Current Ulster town supervisor Jim Quigley says he has no intention of attempting to reverse history. Despite incentives from the state to foster municipal mergers, Ulster, with 12,000 residents and a billion-dollar tax base, will not move to acquire tiny Kingston. “Being so small, they are challenged in a lot of ways, but we try to help out. Our highway departments work together on projects and their town clerk is down here all the time,” he said.
Quigley, a Republican, said if he were to design the map today he’d “certainly recommend different physical configurations.”
“Ulster is too spread out,” he said. “It takes 20 minutes to get from one side to the other through [the City of] Kingston, and in some places you have to go through the towns of Hurley, Rosendale and Woodstock.” Merging with the Town of Kingston would do nothing to change that.
Among the things Quigley says he admires about tiny Kingston is its new town hall. “It’s a lot better than the one we have,” he said.
Kingston town supervisor Paul Landi speaks to his “wonderful little town” and its “great people who band together in times of trouble.” Kingston has no intention of merging with Ulster. “Things run just fine the way they are,” Landi said.

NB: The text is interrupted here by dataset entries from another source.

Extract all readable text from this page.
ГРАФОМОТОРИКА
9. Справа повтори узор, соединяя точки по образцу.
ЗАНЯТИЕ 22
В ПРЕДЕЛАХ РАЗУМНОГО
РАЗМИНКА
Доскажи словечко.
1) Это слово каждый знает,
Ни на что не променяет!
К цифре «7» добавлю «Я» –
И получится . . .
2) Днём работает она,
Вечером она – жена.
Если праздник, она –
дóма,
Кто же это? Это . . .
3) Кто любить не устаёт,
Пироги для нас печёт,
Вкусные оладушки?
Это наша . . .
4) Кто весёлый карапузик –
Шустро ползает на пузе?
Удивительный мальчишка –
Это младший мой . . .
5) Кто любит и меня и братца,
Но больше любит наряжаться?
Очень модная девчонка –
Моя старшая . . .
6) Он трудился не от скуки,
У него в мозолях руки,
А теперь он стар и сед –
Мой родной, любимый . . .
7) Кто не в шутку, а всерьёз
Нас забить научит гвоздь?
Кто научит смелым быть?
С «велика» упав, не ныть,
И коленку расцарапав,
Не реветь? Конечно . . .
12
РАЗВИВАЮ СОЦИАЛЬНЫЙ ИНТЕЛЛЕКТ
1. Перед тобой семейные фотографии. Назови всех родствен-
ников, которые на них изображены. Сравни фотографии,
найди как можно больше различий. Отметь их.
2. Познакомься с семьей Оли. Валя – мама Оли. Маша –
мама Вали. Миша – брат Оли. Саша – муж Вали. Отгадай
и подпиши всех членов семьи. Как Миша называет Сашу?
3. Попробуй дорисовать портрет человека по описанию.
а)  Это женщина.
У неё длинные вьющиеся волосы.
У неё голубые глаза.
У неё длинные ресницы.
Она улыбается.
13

Town clerk Dennis Weiss said Kingston currently operates on an annual budget of $583,983, the third lowest in the county, behind Hardenburgh (238 people) and Denning (551). The town board raised Landi’s salary to $13,000 this year to place him on parity with the town justices. He voted against it. “You can’t be in this for the money. It’s more about the love of the town,” he said.
Landi, a former Town of Ulster resident, has lived in Kingston for about 20 years. He’s been supervisor for seven years. Despite its 19th-century roots, these days the town is solidly Republican.
Donaldson, who made extensive use of town historical records, donated his book to the town. “I learned a lot about the old town from that book,” Landi said.